The past few years in AI have been marked by the great migration from on-premises data centers to public cloud infrastructure. Organizations are drawn to the cloud’s promise of pay-as-you-go, usage-based pricing and capacity easy to scale up and down based on needs; however, in practice, leveraging big data with good performance and at reasonable costs is easier said than done.
In reality, processing large amounts of data in pipelines that deliver real business value via data science, machine learning, and AI projects requires not only serious computational power, but also optimized resource consumption and isolated environments for development and production. On top of all of this, businesses need to put best practices in place that drive efficiency and cost monitoring — clearly, managing all of these moving parts can get complex quickly for organizations of any size, digital native or not.
The Challenge at Heetch: „Data Warehouse Costs Spiraling Out of Control“
Heetch has gathered troves of data from drivers, passengers, global operations, and more since its launch, yet they struggled to scale their ability to actually leverage that data.
Five years in, data warehouse costs were spiraling out of control, and performance was suffering as the amount of data grew. The company needed to find a solution that would allow anyone across the organization to work with large amounts of data while also ensuring optimized resource allocation.
In 2019, Heetch chose Dataiku as their single platform for building data pipelines and processing raw data, paired with Looker for the seamless visualization and exploration of those flows.
What Dataiku Brings & Long-Term Results
In addition to serving as a platform where Heetch could centralize knowledge and best practices, the team also leveraged Dataiku and Kubernetes to address their primary paint point: leveraging data while maintaining good performance and reasonable costs.

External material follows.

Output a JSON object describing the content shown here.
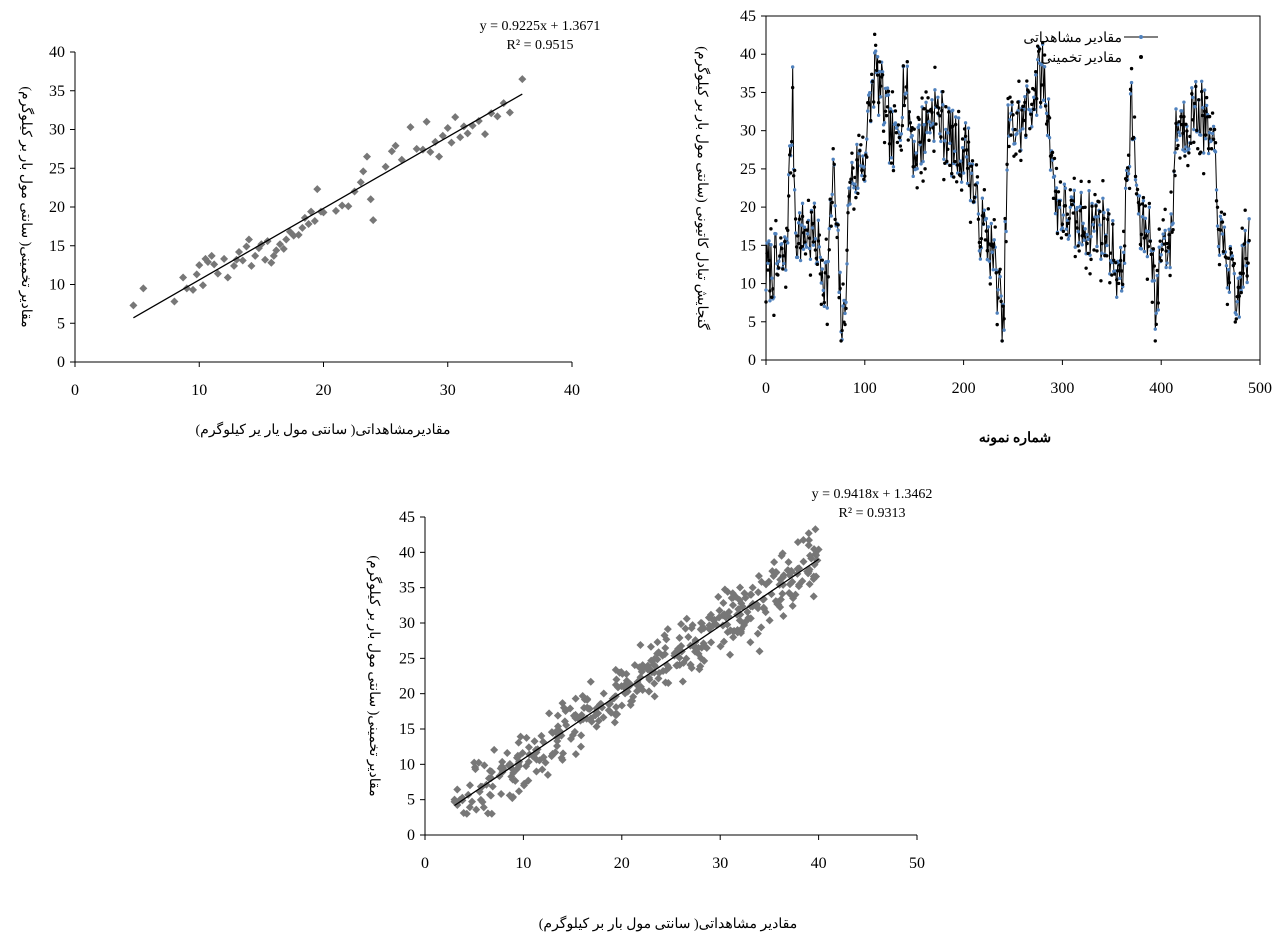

Thanks to Dataiku’s native integration with major cloud vendors’ managed Kubernetes services, Heetch was able to integrate their AWS EKS cluster very quickly and saw a drastic increase in value from their data. Teams can now easily offload resource-intensive workloads, like big Python and R jobs, as well as leverage the EKS cluster to distribute compute and run Spark jobs. Using Dataiku means this functionality is available and accessible to any Heetch employee, no matter his or her knowledge in distributed computing — Dataiku abstracts away the complexity.
However, unlimited power does not mean the organization wanted unlimited spending and surprise AWS bills — calculating ROI on data projects means including both hardware and software costs, so they also wanted to leverage Dataiku for resource consumption optimization. Heetch therefore put in place the ability to differentiate CPU-vore clusters from Memory-vore clusters to optimize user experience and computation speed depending on the type of job launched.
Since moving to Dataiku, Heetch saw both a decrease in frustration from the previous bottleneck caused by the data warehouse as well as a notably faster time to market for Heetch data projects coupled with a greater ROI thanks to cost control. The team has launched hundreds of data projects with Dataiku, ranging from features stores and ETL projects to real-time fraud detection, churn prediction, route optimization, passenger/driver segmentation, pricing models, marketing attribution tracking, and more.
Ultimately, Dataiku has allowed Heetch not only to transform its ability to leverage elastic resources, but to uplevel its overall AI maturity:
- Heetch now has a unified data platform on which different people work in parallel on data projects. From data engineers optimizing flow execution to data scientists working on advanced machine learning and deep learning models.
- Data is accessible thanks to Dataiku’s abstraction layer and leverageable with appropriate infrastructure (EKS) that is robust, elastic, and scalable.
- Collaboration and knowledge sharing has been drastically improved, which was especially important for Heetch during remote working in 2020.
- Operationalization has benefited the entire organization with more than 100 projects in production on the automation node, running on a regular basis and driving daily business processes.